Mais uma vez, o calendário marcou a data: Dia da Rebeldia Nacional, e com o orgulho de ter lá, bandeira em punho, o General do Exército Raúl Castro Ruz, líder da Revolução Cubana, protagonista da gesta do Moncada, desde Ciego de Ávila se ratificou que este povo nunca entregará a sua soberania.
No acto central nacional — presidido também pelo primeiro secretário do Comité Central do Partido e Presidente da República, Miguel Díaz-Canel Bermúdez, e com a presença do comandante da Revolução Ramiro Valdés Menéndez e do comandante do Exército Rebelde José Ramón Machado Ventura; bem como de membros do Bureau Político e de outras autoridades do Partido, do Estado e do Governo —, o 26 de Julho tornou-se, em meio às dificuldades que o país vive, não apenas um momento de celebração, mas um dia de trabalho intenso, de unidade, de metas alcançadas.
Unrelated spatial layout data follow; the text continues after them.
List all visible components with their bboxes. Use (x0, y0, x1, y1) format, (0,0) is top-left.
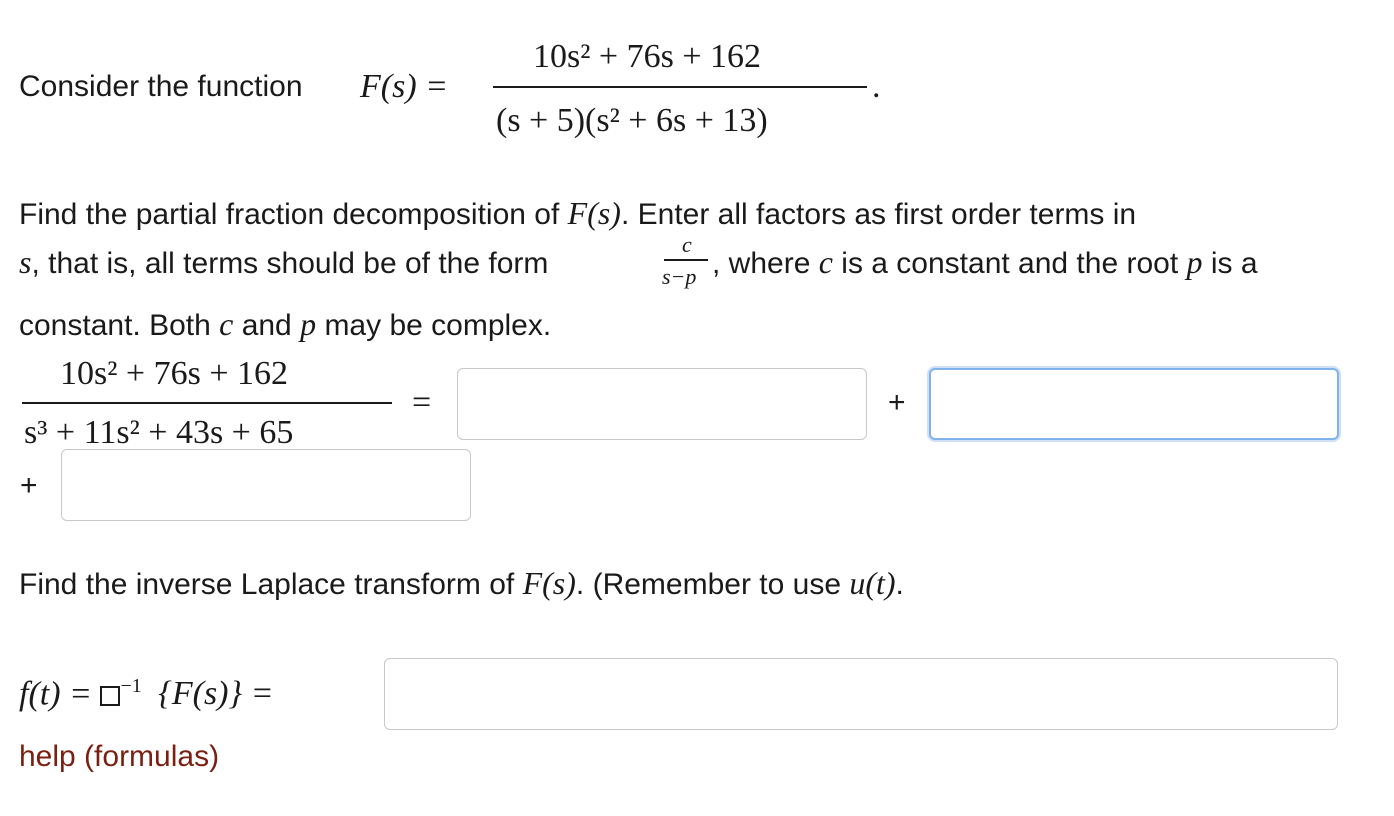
decomp-denominator: s³ + 11s² + 43s + 65 (24, 414, 294, 451)
function-numerator: 10s² + 76s + 162 (533, 38, 762, 75)
instructions-line-2: s, that is, all terms should be of the f… (19, 246, 548, 279)
inverse-laplace-input[interactable] (384, 658, 1338, 730)
instructions-text: is a constant and the root (841, 247, 1179, 280)
help-formulas-link[interactable]: help (formulas) (19, 742, 219, 772)
instructions-text: may be complex. (324, 309, 552, 342)
decomp-numerator: 10s² + 76s + 162 (60, 355, 289, 392)
instructions-text: is a (1210, 247, 1258, 280)
partial-fraction-term-3-input[interactable] (61, 449, 471, 521)
intro-text: Consider the function (19, 70, 303, 103)
variable-s: s (19, 244, 32, 280)
instructions-text: . Enter all factors as first order terms… (620, 198, 1137, 231)
fraction-bar (493, 86, 867, 88)
inverse-lhs-arg: {F(s)} = (158, 675, 274, 713)
form-denominator: s−p (662, 264, 697, 289)
variable-p: p (300, 306, 317, 342)
equals-sign: = (412, 384, 432, 421)
function-denominator: (s + 5)(s² + 6s + 13) (496, 102, 768, 139)
instructions-line-3: constant. Both c and p may be complex. (19, 308, 551, 341)
form-numerator: c (682, 232, 692, 257)
partial-fraction-term-1-input[interactable] (457, 368, 867, 440)
inverse-lhs-fn: f(t) = (19, 675, 92, 713)
instructions-text: and (241, 309, 292, 342)
inverse-lhs: f(t) = −1 {F(s)} = (19, 676, 274, 711)
instructions-line-1: Find the partial fraction decomposition … (19, 197, 1136, 230)
form-fraction-bar (664, 259, 708, 261)
variable-p: p (1186, 244, 1203, 280)
inverse-superscript: −1 (120, 675, 142, 697)
instructions-text: constant. Both (19, 309, 211, 342)
decomp-fraction-bar (22, 402, 392, 404)
inverse-text: . (895, 568, 904, 601)
laplace-operator-icon (100, 686, 121, 707)
instructions-text: , that is, all terms should be of the fo… (31, 247, 549, 280)
plus-sign: + (20, 469, 38, 502)
function-ref: F(s) (522, 565, 576, 601)
inverse-text: . (Remember to use (575, 568, 841, 601)
variable-c: c (219, 306, 234, 342)
function-ref: F(s) (567, 195, 621, 231)
inverse-text: Find the inverse Laplace transform of (19, 568, 515, 601)
inverse-prompt: Find the inverse Laplace transform of F(… (19, 567, 904, 600)
instructions-text: , where (712, 247, 811, 280)
function-label: F(s) = (360, 68, 449, 105)
instructions-line-2b: , where c is a constant and the root p i… (712, 246, 1258, 279)
variable-c: c (818, 244, 833, 280)
unit-step-ref: u(t) (849, 565, 896, 601)
instructions-text: Find the partial fraction decomposition … (19, 198, 560, 231)
partial-fraction-term-2-input[interactable] (929, 368, 1339, 440)
intro-period: . (872, 68, 881, 105)
plus-sign: + (888, 386, 906, 419)
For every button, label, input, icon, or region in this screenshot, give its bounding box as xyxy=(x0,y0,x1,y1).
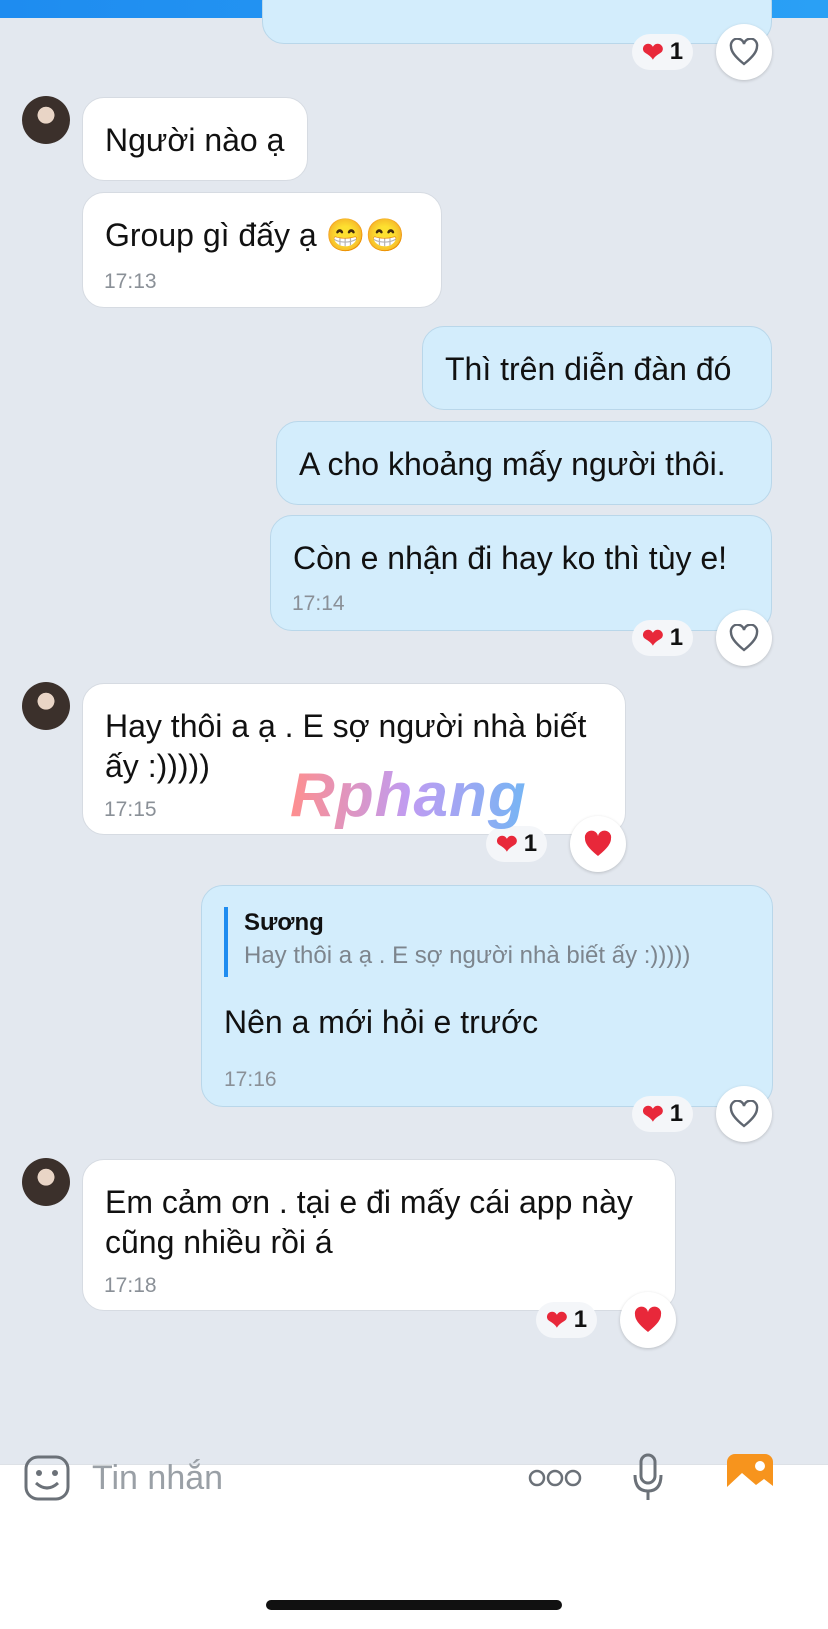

Foi o que expressou o primeiro-ministro, Manuel Marrero Cruz, nas palavras centrais: “Hoje, como nunca antes, Cuba enfrenta enormes desafios, tanto internos como externos, e nós, seus filhos, o fazemos com a mesma determinação e otimismo daquela manhã de Santa Ana e com convicção inabalável na vitória.
“Seguindo o exemplo da Geração do Centenário, estamos aqui para dizer ao mundo que a Revolução Cubana continua de pé, a lutar e sem desistir de construir uma sociedade soberana, independente, socialista, democrática, próspera e sustentável, com a cabeça erguida e a dignidade intacta!”.
Ciego de Ávila tem sido um exemplo digno dessas afirmações e, como disse Julio Heriberto Gómez Casanova, Primeiro Secretário do Comité Provincial do Partido: “Esta terra não só guarda a memória das mais nobres façanhas, mas vive com intensidade cada página escrita pela dignidade cubana. (…) Os avileños, 150 anos depois, continuamos a trilhar o nosso próprio caminho”.
Em Santiago a homenagem que nunca falta
Na presença das principais autoridades políticas e governamentais de Santiago de Cuba, e numa cerimónia solene, foram colocadas, no Panteão dos Mártires do 26, no cemitério Santa Ifigenia, oferendas florais em nome de Raúl e Díaz-Canel.